Que Le Clézio soit un héro mondial est le fruit d’un hommage mérité ! Mais il est d’abord le maître des mots. Et ces mots là, les derniers pour l’instant, sont des mots d’amour et d’admiration. Pas seulement pour l’irrépressible besoin du personnage, du symbole, de la tension d’un corps décharné qui prend vie, ces émotions qui poursuivent sans cesse l’écrivain. Non, cette fois il s’agit de bien plus : des cheveux, du visage, du rire, de la volonté, des rues tracées à grandes enjambées, des rues qui changent sous la pression de l’urbain, des deuils que l’on doit faire des humains, des amis et des choses.Le temps qui nous précède et qui nous fait ; celui auquel nous adhérons et dont nous cherchons à nous détacher… jusqu’au jour où nous voudrions bien n’exister que dans le monde des vivants, mais où nous devons vivre avec le monde des morts.

Ma mère a eu faim, ne veut pas dire seulement, pour l’auteur, qu’elle a failli mourir.

Il est bien entendu qu’elle a failli mourir, comme la mienne, dans l’exode et sous les bombardements, ou en transportant des tracts, comme la mienne. Il est bien certain qu’elle a cherché des tickets de rationnement, comme la mienne, pour que son fils ne meurt pas. Pourtant je ne me souviens pas des mêmes pains, des mêmes tickets, des mêmes queues. Le Clézio est né avant que la lumière de la paix ne revienne. Pour ma part, j’ai dû attendre que les soldats soient rentrés.

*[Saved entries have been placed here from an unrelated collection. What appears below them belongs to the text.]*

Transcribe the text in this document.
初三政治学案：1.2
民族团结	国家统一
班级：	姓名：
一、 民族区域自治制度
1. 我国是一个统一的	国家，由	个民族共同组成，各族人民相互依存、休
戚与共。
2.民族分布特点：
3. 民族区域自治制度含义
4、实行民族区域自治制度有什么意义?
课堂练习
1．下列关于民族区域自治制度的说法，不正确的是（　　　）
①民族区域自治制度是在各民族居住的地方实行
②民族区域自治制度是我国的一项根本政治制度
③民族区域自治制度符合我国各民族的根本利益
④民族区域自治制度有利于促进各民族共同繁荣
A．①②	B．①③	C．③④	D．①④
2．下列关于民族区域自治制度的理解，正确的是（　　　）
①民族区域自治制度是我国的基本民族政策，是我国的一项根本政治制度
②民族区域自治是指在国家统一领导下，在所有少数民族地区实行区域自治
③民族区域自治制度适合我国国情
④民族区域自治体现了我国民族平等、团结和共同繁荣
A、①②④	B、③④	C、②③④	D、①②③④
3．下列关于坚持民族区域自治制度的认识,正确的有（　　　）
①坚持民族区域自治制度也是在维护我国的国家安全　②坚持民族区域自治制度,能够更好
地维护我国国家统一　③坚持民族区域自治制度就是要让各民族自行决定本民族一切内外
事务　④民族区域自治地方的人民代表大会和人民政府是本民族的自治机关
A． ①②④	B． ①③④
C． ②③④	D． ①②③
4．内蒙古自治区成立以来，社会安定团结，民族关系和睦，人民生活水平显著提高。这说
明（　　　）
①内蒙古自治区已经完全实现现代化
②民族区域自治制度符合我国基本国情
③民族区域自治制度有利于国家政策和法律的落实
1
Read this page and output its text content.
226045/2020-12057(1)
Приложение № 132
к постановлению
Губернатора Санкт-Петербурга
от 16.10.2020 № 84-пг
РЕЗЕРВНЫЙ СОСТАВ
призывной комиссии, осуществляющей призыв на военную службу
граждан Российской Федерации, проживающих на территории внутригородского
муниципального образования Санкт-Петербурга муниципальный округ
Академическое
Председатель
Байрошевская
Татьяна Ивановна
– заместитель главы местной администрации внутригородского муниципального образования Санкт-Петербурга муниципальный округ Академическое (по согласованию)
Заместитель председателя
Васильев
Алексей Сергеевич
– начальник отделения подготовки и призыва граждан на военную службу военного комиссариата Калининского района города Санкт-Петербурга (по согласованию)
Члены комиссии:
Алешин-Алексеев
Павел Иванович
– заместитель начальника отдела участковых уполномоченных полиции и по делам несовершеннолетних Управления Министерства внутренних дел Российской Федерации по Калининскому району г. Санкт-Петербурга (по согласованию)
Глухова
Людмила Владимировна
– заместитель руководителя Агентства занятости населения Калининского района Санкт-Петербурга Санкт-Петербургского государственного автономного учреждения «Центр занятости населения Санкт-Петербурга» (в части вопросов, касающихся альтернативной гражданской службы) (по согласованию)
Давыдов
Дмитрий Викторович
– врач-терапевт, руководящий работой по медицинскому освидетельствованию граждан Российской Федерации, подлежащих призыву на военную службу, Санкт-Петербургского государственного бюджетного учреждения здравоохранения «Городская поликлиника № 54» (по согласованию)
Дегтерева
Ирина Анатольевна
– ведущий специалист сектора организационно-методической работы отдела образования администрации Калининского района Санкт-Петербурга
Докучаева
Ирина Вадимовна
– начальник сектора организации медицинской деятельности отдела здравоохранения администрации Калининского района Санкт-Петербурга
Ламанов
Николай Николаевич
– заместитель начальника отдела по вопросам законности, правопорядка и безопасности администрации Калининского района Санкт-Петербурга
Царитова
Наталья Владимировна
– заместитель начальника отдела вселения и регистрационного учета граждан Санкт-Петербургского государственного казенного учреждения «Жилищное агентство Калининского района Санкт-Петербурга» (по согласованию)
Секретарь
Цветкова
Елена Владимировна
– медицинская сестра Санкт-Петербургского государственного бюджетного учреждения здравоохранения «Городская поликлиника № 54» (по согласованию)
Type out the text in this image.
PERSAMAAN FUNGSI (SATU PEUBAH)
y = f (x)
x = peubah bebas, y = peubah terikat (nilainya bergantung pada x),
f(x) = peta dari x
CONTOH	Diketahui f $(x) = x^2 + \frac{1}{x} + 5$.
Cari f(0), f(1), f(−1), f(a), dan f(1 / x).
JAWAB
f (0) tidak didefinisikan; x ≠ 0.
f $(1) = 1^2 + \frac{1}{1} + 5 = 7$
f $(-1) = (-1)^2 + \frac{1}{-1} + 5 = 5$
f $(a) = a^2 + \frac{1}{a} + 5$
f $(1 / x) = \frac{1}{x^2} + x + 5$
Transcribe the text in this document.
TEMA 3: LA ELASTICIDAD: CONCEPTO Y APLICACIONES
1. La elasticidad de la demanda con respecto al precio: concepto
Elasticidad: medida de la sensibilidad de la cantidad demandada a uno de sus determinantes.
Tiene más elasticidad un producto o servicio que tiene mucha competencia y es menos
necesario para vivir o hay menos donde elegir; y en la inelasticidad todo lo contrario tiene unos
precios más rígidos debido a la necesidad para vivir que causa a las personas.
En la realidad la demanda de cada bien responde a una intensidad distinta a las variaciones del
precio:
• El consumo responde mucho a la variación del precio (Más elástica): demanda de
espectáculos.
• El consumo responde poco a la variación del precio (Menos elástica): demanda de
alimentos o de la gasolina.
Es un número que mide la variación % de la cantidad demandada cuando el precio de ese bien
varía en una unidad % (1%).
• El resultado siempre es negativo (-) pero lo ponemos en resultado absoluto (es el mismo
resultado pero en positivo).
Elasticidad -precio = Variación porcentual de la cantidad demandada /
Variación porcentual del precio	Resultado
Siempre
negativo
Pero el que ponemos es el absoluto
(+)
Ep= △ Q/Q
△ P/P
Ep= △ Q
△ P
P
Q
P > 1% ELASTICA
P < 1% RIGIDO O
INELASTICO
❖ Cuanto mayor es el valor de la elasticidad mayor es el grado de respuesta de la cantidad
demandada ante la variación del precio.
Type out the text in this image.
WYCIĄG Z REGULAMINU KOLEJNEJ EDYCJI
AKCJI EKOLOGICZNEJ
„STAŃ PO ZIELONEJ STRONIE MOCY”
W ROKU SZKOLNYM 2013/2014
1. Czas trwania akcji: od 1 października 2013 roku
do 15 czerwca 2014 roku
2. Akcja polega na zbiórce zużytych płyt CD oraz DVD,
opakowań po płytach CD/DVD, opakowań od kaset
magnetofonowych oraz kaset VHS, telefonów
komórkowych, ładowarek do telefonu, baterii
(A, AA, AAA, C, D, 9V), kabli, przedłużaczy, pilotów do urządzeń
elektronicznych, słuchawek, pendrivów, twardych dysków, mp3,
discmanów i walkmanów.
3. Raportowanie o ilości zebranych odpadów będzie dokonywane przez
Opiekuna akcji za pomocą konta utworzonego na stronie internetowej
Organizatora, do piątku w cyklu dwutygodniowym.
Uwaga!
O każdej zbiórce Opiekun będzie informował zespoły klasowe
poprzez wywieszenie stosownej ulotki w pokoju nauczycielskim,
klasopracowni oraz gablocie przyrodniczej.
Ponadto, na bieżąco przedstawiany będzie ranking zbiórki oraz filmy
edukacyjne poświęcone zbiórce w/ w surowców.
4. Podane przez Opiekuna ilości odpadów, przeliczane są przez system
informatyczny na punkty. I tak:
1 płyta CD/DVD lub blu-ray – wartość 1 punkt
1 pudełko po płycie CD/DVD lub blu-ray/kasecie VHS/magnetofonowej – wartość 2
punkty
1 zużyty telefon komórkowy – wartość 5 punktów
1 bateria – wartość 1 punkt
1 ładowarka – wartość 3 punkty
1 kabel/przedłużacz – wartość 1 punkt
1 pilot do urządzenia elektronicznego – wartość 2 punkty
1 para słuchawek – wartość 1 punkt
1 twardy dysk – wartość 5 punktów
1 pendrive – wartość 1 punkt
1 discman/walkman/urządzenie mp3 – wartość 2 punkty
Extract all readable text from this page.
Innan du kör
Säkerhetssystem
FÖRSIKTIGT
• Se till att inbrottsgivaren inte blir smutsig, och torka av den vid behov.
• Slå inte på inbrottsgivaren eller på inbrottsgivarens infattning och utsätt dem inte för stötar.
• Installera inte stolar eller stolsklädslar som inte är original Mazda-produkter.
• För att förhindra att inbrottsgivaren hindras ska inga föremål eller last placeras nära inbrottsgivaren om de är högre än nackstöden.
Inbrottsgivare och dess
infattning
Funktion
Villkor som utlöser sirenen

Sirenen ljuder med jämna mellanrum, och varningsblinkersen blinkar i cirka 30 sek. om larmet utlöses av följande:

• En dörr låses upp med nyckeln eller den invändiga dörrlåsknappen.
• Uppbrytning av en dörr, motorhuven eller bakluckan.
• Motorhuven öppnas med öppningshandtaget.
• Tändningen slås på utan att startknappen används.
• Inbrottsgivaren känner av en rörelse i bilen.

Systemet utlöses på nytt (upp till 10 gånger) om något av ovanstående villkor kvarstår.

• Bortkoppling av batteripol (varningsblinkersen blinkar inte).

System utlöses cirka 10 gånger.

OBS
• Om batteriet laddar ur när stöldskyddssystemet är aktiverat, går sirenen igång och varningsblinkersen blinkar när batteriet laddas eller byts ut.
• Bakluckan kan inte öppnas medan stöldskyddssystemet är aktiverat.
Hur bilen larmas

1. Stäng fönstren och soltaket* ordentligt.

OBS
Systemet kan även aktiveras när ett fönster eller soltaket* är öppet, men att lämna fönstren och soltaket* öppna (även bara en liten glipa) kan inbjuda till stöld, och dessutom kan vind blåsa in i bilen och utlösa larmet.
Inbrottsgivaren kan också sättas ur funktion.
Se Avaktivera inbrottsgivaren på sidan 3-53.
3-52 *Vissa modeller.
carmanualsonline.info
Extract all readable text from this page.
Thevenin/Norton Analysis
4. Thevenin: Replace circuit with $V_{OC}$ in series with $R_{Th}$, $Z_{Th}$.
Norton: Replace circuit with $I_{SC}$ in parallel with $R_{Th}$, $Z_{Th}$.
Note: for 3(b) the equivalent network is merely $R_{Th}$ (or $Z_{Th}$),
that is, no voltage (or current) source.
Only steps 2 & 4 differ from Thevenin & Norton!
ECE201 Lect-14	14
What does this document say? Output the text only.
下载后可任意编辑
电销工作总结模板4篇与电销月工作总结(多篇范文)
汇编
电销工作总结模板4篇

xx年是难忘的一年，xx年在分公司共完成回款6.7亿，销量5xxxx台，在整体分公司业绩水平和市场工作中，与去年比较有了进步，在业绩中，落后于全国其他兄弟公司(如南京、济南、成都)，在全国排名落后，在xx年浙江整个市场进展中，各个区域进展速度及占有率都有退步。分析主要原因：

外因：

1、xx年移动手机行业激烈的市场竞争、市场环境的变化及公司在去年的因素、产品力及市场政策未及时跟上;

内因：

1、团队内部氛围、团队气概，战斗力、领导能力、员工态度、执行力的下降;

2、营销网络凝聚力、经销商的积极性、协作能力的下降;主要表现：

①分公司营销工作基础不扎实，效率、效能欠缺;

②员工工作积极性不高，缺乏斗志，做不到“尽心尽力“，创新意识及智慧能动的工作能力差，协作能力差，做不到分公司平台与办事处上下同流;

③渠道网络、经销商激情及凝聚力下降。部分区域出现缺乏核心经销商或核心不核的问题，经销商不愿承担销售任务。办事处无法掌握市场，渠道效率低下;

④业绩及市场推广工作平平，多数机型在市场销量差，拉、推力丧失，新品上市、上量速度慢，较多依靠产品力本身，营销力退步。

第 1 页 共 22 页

Ma mère cette héroïne, pour ne pas dire, mon père ce héro. L’amour du fils est pour la mère. Toujours ! Mais tous ne le disent pas, ou ne l’avouent que par périphrases.Et Le Clézio, curieusement, entre dans le détail de son amour et croise une autre écriture française, du côté de Maurice Ravel :

« Ma mère, quand elle m’a raconté la première du Boléro, a dit son émotion, les cris, les bravos et les sifflets, le tumulte. Dans la même salle, quelque part, se trouvait un jeune homme qu’elle n’a jamais rencontré, Claude Lévi-Strauss. Comme lui, longtemps après, ma mère m’a confié que cette musique a changé sa vie. Maintenant, je comprends pourquoi. Je sais ce que signifiait pour sa génération cette phrase répétée, serinée, imposée par le rythme et le crescendo. Le Boléro n’est pas une pièce musicale comme les autres. Il est une prophétie. Il raconte l’histoire d’une colère, d’une faim. Quand il s’achève dans la violence, le silence qui s’ensuit est terrible pour les survivants étourdis.”

Là où s’arrête Le Boléro, la vie de l’écriture commence, jusqu’à ce que Le Boléro soit joué de nouveau.

Et ainsi pour des dizaines d’années encore, les mères et les fils écouteront Ravel.